Let’s say that your application works with three out-of-process dependencies: a database, the file system, and a payment gateway. A typical integration test includes only the database and the file system in scope and uses a test double to replace the payment gateway. This is because you have full control over the database and the file system, and can easily bring them to the required state in tests, but you don’t have the same degree of control over the payment gateway. You may need to contact the payment processor organization to set up a special test account. You might also need to check that account from time to time to manually clean up all the payment charges left over from the past test executions.
Because end-to-end tests are the most expensive in terms of maintenance, it’s better to run them late in the build process, after all the unit and integration tests have passed — possibly even only on the build server, not individual developers’ machines.
Keep in mind that even with end-to-end tests, you might not be able to tackle all of the out-of-process dependencies. There may be no test version of some dependencies, or it may be impossible to bring it to the required state automatically, and you may still need to use a test double. This once again shows that there’s no distinct line between integration and end-to-end tests.

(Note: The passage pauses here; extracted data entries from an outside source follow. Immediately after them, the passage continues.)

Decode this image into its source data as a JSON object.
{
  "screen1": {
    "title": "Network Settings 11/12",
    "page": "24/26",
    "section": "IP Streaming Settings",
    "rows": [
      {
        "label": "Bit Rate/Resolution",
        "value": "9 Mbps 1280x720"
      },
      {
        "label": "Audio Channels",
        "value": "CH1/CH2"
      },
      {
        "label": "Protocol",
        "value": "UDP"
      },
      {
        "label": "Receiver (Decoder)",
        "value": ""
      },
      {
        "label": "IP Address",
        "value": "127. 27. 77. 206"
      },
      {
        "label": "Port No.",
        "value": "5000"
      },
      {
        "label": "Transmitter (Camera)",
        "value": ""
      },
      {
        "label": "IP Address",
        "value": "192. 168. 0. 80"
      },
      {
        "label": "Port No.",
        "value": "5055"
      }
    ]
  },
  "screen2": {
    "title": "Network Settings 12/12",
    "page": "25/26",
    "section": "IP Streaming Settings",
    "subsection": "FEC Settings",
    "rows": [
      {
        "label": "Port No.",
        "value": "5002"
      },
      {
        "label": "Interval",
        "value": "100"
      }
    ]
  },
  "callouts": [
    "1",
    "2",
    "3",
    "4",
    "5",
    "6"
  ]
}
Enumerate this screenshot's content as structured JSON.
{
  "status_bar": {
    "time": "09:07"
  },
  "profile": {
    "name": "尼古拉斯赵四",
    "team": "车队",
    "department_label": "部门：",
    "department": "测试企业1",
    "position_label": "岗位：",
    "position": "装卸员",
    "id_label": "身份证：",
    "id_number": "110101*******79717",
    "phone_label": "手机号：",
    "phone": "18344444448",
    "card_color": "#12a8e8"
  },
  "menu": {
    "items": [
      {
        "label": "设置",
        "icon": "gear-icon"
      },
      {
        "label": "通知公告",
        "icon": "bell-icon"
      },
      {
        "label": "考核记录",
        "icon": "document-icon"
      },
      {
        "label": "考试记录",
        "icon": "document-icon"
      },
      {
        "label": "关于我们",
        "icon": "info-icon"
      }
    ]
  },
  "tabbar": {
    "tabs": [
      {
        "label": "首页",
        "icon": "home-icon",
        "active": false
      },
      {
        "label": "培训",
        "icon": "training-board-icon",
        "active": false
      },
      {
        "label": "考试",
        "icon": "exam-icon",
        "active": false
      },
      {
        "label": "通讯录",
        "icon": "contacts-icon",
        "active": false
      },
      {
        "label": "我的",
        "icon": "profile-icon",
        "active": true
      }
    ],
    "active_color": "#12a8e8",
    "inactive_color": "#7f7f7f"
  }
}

- The classical school states that it’s unit tests that need to be isolated from each other, not units. Also, a unit under test is a unit of behavior, not unit of code. Only shared dependencies should be replaced with test doubles. Shared dependencies are dependencies that provide means for tests to affect each other’s execution flow.
- The London school provides the benefits of better granularity, the ease of testing large graphs of interconnected classes, and the ease of finding which functionality contains a bug after a test failure.
- The benefits of the London school look appealing at first, but there are several issues with them. First, the focus on classes under test is misplaced: tests should verify units of behavior, not units of code. Furthermore, the inability to unit test a piece of code’s a strong sign of a problem with the code design. The use of test doubles doesn’t fix this problem, it only hides it. Although the ease of finding which functionality contains a bug after a test failure is helpful, it’s not that big of a deal as you often know what caused the bug anyway — it’s what you edited last.
- The biggest issue with the London school of unit testing is the problem of overspecification — coupling tests to the SUT’s implementation details.
- Throughout this article, I’ve refined the definition of a unit test. Here’s the updated and final version:
- A unit test verifies a single unit of behavior.
- Does it quickly.
- And in isolation from other tests.
- An integration test is a test that doesn’t meet at least one of the above criteria. End-to-end tests are a subset of integration tests. They verify the system from the end user’s point of view. End-to-end tests reach out directly to all or almost all out-of-process dependencies your application works with.
- I recommend Kent Beck’s Test-Driven Development: By Example as a canonical book about the classical style. Growing Object-Oriented Software, Guided by Tests by Steve Freeman and Nat Pryce is a good source on the London style. I also recommend Dependency Injection: Principles, Practices, Patterns by Steven van Deursen and Mark Seeman for further reading about working with dependencies.